Triangusul: No indeed. Still, a precedent's a precedent. But anyhow, this is all beating the -- the air.

Triangusul: It's up to you, folks. You've been crawling under the bushes for years; now you're threatened because of your off-the-books life. So you can take your chances and go on hiding, or you can take your chances and fight back. If you take the second option, there are quite a lot of people who believe in real Unity and would be willing to help.

Kadi: We don't want to be rebel fugitives. We just want to be left in peace to raise our sheep and our children.

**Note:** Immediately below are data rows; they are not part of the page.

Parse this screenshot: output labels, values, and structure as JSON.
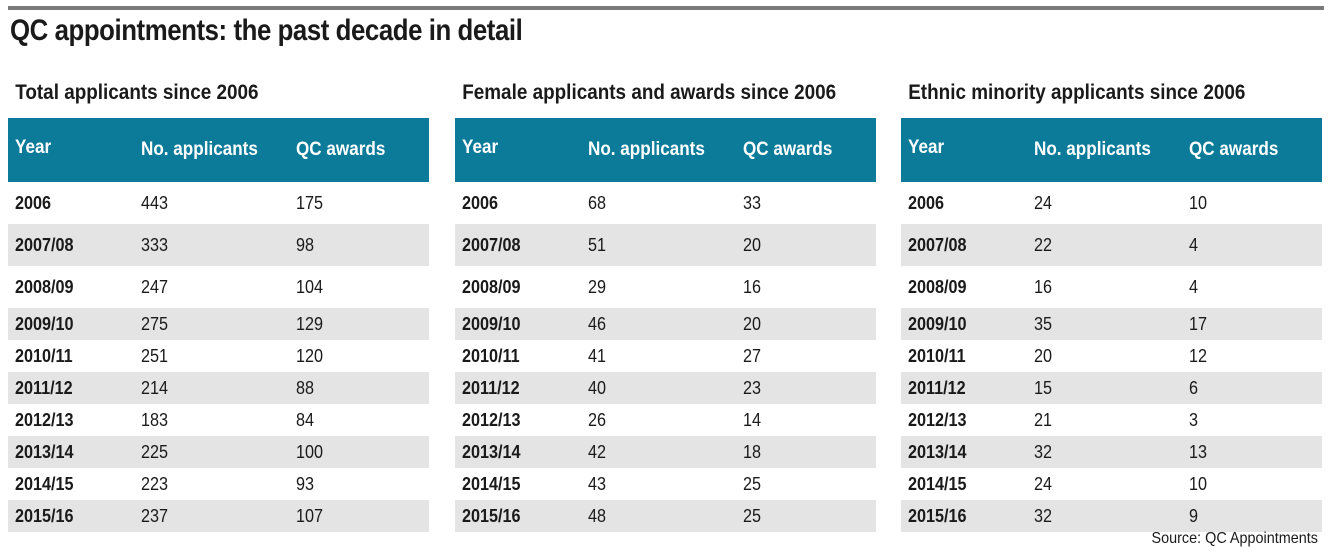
{
  "title": "QC appointments: the past decade in detail",
  "source": "Source: QC Appointments",
  "colors": {
    "header_bg": "#0c7b9a",
    "stripe": "#e4e4e4",
    "rule": "#7a7a7a"
  },
  "tables": [
    {
      "title": "Total applicants since 2006",
      "headers": [
        "Year",
        "No. applicants",
        "QC awards"
      ],
      "rows": [
        [
          "2006",
          "443",
          "175"
        ],
        [
          "2007/08",
          "333",
          "98"
        ],
        [
          "2008/09",
          "247",
          "104"
        ],
        [
          "2009/10",
          "275",
          "129"
        ],
        [
          "2010/11",
          "251",
          "120"
        ],
        [
          "2011/12",
          "214",
          "88"
        ],
        [
          "2012/13",
          "183",
          "84"
        ],
        [
          "2013/14",
          "225",
          "100"
        ],
        [
          "2014/15",
          "223",
          "93"
        ],
        [
          "2015/16",
          "237",
          "107"
        ]
      ]
    },
    {
      "title": "Female applicants and awards since 2006",
      "headers": [
        "Year",
        "No. applicants",
        "QC awards"
      ],
      "rows": [
        [
          "2006",
          "68",
          "33"
        ],
        [
          "2007/08",
          "51",
          "20"
        ],
        [
          "2008/09",
          "29",
          "16"
        ],
        [
          "2009/10",
          "46",
          "20"
        ],
        [
          "2010/11",
          "41",
          "27"
        ],
        [
          "2011/12",
          "40",
          "23"
        ],
        [
          "2012/13",
          "26",
          "14"
        ],
        [
          "2013/14",
          "42",
          "18"
        ],
        [
          "2014/15",
          "43",
          "25"
        ],
        [
          "2015/16",
          "48",
          "25"
        ]
      ]
    },
    {
      "title": "Ethnic minority applicants since 2006",
      "headers": [
        "Year",
        "No. applicants",
        "QC awards"
      ],
      "rows": [
        [
          "2006",
          "24",
          "10"
        ],
        [
          "2007/08",
          "22",
          "4"
        ],
        [
          "2008/09",
          "16",
          "4"
        ],
        [
          "2009/10",
          "35",
          "17"
        ],
        [
          "2010/11",
          "20",
          "12"
        ],
        [
          "2011/12",
          "15",
          "6"
        ],
        [
          "2012/13",
          "21",
          "3"
        ],
        [
          "2013/14",
          "32",
          "13"
        ],
        [
          "2014/15",
          "24",
          "10"
        ],
        [
          "2015/16",
          "32",
          "9"
        ]
      ]
    }
  ]
}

Vlad: Yeah. We just want things to go back to the way they were. We were doing okay before all this blew up last year.

Kadi: Nobody was getting hurt, nobody was going junct, and we all paid our taxes. Why anybody would think that was a problem that required fixing is beyond me.

Triangusul shakes his head. ~~ sadness ~~ resignation ~~

Triangusul: There's no turning away from new knowledge. You didn't know your cousin was a Gen Senator, but he is, and now you've got to make choices based on that knowledge. Choosing to do nothing, that's a choice too, and often a very expensive one.

Vlad shrugs.

Vlad: I think it's amusing that he's my relative, but I don't see why I should do anything about it.

Kadi: It's not as if he's likely to acknowledge the connection, as you've pointed out.

Vlad: Too bad my dad didn't live to hear about it. He'd laugh and laugh.

Vlad's dad was a junct, and part of his amusement would be at the notion of a Gen figuring he was superior in any way to a Sime.

Triangusul: A few minutes ago you were considering going to New Washington to petition him -- on the strength of the relationship you now know about.

Vlad: Oh, well, I wasn't really serious. But if other people want to do it, I'll go along and see if that gets us in.

Vlad found Cottonwood City kind of scary. He knows Capital is bigger, but at least it's a normal place with Simes and Gens both, not a whole town of murderous lorshes.

Kadi: There's something to be said for relatives, after all. It has to be said, because even the newspapers consider it unprintable.

Vlad smiles and gets up to serve the trin.